Growing up as a young girl who never missed a WNBA game, who was glued to the Tennessee Lady Vols, who loved the game of basketball more than girls were seemingly “supposed” to at the time, it got no bigger or more influential than Pat Summitt.
Coach Summitt and the Lady Vols were big before UConn became what it is today, but I can remember as UConn was beginning to turn the corner those dogged battles between Coach Summitt and Coach Geno Auriemma.
As my young basketball career was beginning on the AAU circuits I remember sharing stories with teammates and friends about playing in front of Coach Summitt or the Tennessee staff at various tournaments across the country. I’d never had the privilege, but was in awe of my friends. I remember a Tennessee questionnaire coming to my home in the mail and thinking “Wow maybe I’ve got a shot.” I’d read her book “Raise the Roof” and loved her as a coach and icon even more.
I remember a chapter where she discussed having Family nights with her team, with this particular roster she found that more of her players had come from single parent homes than two and had to change her approach.
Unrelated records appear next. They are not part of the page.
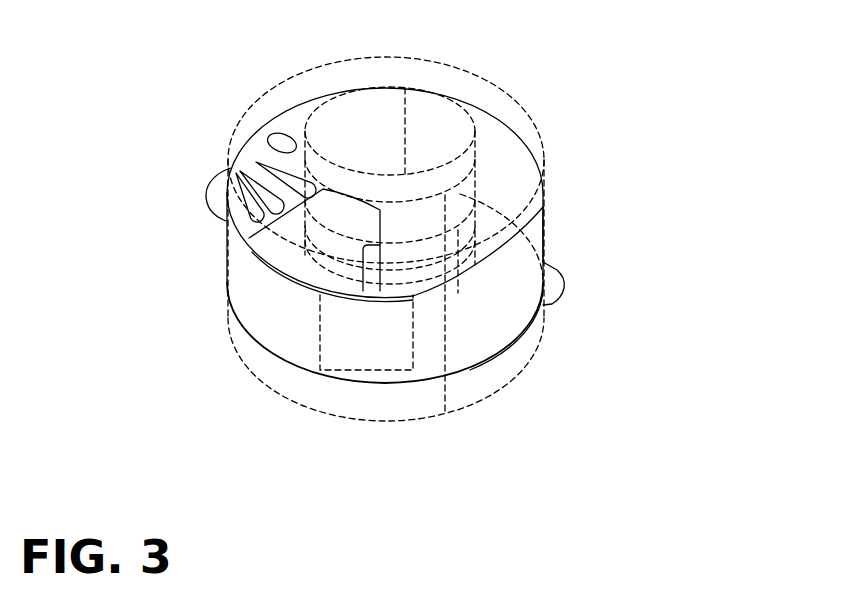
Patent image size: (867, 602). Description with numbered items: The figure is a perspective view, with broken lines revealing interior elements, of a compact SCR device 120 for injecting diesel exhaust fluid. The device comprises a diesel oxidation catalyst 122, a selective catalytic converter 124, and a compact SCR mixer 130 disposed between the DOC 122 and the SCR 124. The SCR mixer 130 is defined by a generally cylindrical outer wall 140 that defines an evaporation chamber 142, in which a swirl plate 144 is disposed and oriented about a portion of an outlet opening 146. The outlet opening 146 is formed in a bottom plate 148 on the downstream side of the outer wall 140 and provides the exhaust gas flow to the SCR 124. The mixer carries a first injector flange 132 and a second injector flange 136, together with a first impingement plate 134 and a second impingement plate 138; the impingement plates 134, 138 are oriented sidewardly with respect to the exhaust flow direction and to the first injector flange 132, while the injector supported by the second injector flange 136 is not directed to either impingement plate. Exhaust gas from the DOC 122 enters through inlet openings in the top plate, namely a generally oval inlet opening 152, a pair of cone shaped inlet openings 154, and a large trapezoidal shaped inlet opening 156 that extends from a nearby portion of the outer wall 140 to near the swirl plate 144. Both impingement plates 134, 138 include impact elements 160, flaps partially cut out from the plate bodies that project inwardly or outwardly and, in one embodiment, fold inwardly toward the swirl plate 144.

The compact SCR device 120 is at (200, 407).
The diesel oxidation catalyst 122 is at (523, 110).
The selective catalytic converter 124 is at (514, 391).
The compact SCR mixer 130 is at (222, 280).
The first injector flange 132 is at (212, 176).
The first impingement plate 134 is at (388, 355).
The second injector flange 136 is at (565, 291).
The second impingement plate 138 is at (447, 415).
The outer wall 140 is at (505, 307).
The evaporation chamber 142 is at (522, 172).
The swirl plate 144 is at (308, 105).
The outlet opening 146 is at (480, 80).
The bottom plate 148 is at (505, 343).
The oval inlet opening 152 is at (270, 135).
The cone shaped inlet openings 154 is at (262, 176).
The trapezoidal shaped inlet opening 156 is at (297, 268).
The impact elements 160 is at (543, 207).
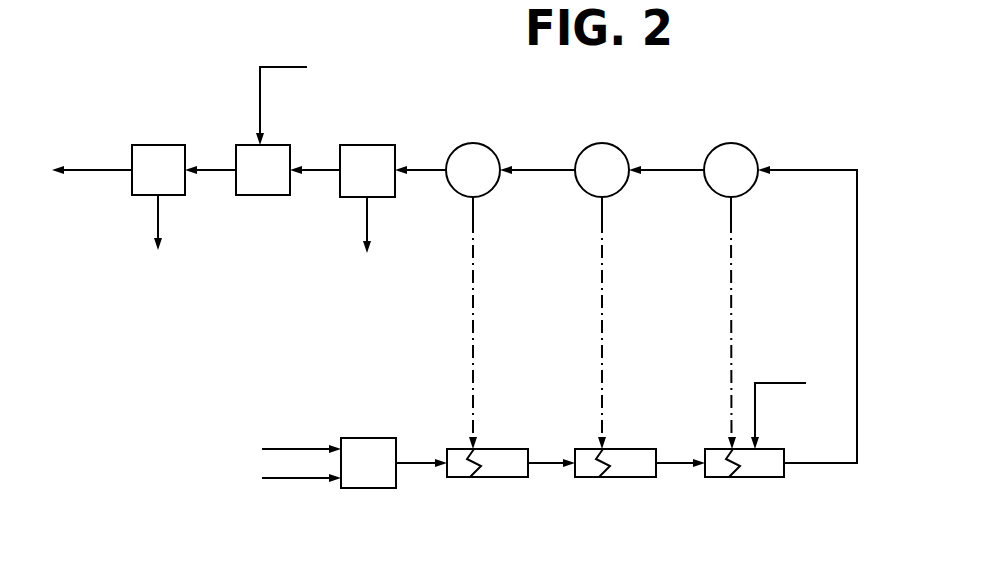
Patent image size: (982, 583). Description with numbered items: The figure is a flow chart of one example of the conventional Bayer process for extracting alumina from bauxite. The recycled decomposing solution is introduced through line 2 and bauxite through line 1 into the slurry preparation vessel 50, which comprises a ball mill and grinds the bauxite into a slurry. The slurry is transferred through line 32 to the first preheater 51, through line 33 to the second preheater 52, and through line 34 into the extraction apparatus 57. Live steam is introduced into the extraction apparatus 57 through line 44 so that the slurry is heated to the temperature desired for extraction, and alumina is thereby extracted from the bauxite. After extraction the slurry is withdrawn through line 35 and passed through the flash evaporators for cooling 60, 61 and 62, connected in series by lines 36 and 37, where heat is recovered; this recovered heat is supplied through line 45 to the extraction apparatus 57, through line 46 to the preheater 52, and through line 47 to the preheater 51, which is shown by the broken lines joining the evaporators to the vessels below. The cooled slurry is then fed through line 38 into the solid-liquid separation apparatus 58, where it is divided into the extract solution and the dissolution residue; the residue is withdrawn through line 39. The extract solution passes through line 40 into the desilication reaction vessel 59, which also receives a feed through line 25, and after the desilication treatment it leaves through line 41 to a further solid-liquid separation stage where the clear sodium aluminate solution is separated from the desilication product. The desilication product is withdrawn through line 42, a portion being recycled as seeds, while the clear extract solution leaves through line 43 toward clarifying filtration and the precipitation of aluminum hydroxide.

The bauxite stream 1 is at (293, 476).
The recycled decomposing solution stream 2 is at (292, 446).
The line 25 is at (281, 90).
The line 32 is at (421, 448).
The line 33 is at (551, 448).
The line 34 is at (680, 448).
The line 35 is at (807, 300).
The line 36 is at (666, 156).
The line 37 is at (537, 156).
The line 38 is at (420, 156).
The line 39 is at (370, 243).
The line 40 is at (315, 156).
The line 41 is at (210, 156).
The line 42 is at (158, 243).
The line 43 is at (92, 156).
The line 44 is at (778, 398).
The line 45 is at (752, 323).
The line 46 is at (623, 323).
The line 47 is at (494, 323).
The slurry-preparation vessel 50 is at (368, 482).
The preheater 51 is at (487, 481).
The preheater 52 is at (615, 481).
The extraction apparatus 57 is at (744, 481).
The solid-liquid separation apparatus 58 is at (367, 153).
The desilication reaction vessel 59 is at (263, 189).
The flash evaporator for cooling 60 is at (731, 153).
The flash evaporator for cooling 61 is at (602, 153).
The flash evaporator for cooling 62 is at (473, 153).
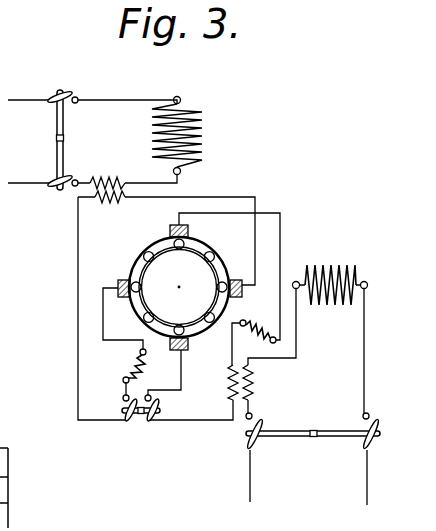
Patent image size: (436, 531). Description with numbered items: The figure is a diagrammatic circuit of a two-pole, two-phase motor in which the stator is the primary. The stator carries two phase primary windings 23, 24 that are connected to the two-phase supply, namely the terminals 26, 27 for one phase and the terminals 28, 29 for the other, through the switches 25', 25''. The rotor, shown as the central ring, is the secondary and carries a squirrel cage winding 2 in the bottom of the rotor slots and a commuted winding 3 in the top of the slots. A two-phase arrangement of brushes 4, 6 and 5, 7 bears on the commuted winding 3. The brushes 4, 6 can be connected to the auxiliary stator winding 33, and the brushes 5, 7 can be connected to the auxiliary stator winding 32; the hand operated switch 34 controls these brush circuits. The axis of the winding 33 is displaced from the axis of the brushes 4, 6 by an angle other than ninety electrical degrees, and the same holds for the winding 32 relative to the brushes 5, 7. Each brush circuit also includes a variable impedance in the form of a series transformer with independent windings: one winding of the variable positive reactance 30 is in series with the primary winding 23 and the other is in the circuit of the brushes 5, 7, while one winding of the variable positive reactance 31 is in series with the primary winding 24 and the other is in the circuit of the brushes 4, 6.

The squirrel cage winding 2 is at (197, 248).
The commuted winding 3 is at (201, 258).
The brush 4 is at (172, 225).
The brush 5 is at (121, 280).
The brush 6 is at (185, 348).
The brush 7 is at (239, 280).
The primary winding 23 is at (189, 136).
The primary winding 24 is at (330, 275).
The switch 25' is at (69, 140).
The switch 25'' is at (313, 431).
The two-phase supply terminal 26 is at (29, 93).
The two-phase supply terminal 27 is at (29, 178).
The two-phase supply terminal 28 is at (237, 476).
The two-phase supply terminal 29 is at (356, 480).
The variable positive reactance 30 is at (107, 182).
The variable positive reactance 31 is at (251, 382).
The auxiliary stator winding 32 is at (123, 366).
The auxiliary stator winding 33 is at (258, 325).
The hand operated switch 34 is at (141, 419).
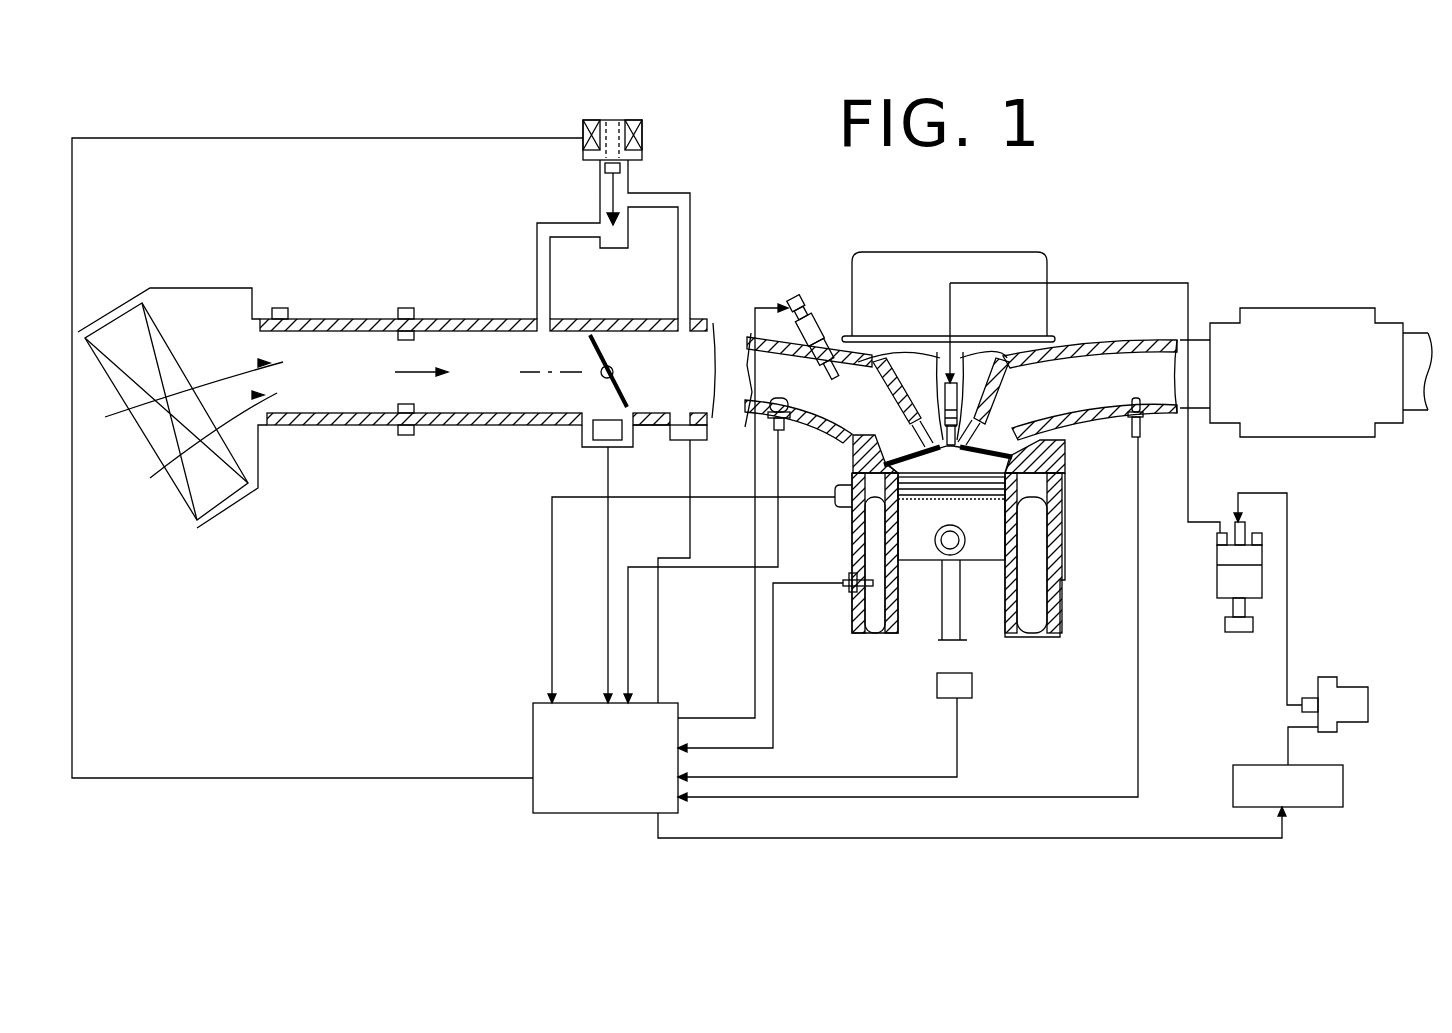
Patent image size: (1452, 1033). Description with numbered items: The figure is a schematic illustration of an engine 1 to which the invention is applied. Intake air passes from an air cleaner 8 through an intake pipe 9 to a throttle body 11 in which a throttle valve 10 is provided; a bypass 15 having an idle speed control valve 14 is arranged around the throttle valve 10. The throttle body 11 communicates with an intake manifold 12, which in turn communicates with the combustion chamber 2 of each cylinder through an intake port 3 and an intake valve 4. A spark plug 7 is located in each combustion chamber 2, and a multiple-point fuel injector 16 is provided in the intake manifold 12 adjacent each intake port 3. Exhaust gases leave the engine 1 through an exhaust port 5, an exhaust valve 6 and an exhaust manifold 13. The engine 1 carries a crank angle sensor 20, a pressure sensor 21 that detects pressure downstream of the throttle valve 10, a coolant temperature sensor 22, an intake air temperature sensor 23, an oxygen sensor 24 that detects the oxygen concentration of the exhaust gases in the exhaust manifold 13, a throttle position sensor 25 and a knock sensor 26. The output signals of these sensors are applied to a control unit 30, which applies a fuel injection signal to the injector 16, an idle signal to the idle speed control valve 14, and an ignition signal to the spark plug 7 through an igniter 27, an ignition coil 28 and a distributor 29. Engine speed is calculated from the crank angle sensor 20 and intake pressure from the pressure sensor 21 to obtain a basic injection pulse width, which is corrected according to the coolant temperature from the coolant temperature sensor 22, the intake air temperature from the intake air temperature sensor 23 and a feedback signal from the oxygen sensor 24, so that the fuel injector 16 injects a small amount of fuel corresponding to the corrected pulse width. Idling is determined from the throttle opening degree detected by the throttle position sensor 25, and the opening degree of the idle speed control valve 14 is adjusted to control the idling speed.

To this day I’m not quite sure why that has stuck with me, more than 15 years later. I suppose because to me it reflected a leader that was truly all about serving those she was leading. She was so in tune to her players and what they needed and understood that each group was so very different and treated them as such.
As I got closer to college, and made my decision to go to Georgetown, Summitt still remained an icon. Being a part of the old Big East meant we faced Geno Auriemma and his goon squad twice a year plus the conference tournament potentially, so that elicited little reaction, but when we faced Tennessee in a tournament in St. Thomas I was pumped.
We pulled off the upset. I remember checking Twitter after the game, Candace Parker had been tweeting and naturally rooting for her Vols. My teammates and I were pumped, I couldn’t wrap my mind around the fact I had a collegiate win over the great Pat Summitt and the Tennessee Lady Vols. Needless to say when it came out later that year that she was battling early onset dementia I couldn’t help but wonder if we’d gotten the Vols best shot.
Pat Summitt was the ultimate competitor, the ultimate champion, an indelible pioneer. I selfishly didn’t want an asterisk next to our win. More importantly I wanted her to win her fight, to dismantle the adverse effects and crush the disease the way her teams clobbered opponent after opponent. I rooted for her, I backed Pat.
Here we are now, June 28, 2016, the great Pat Summitt has passed at the age of 64.
My first thought upon hearing the news this morning: What an incredible legacy. The tweets of support, memorable, moments, awesome stories, rushed through my timeline, and rightfully so. She wasn’t my coach, but she was The Coach. Paving the way for generations of young women and forcing people who may not have on their own merit to stop and pay attention to women’s basketball.
Thank you, Coach Pat Summitt, for all you’ve done and the legacy you’ve left behind.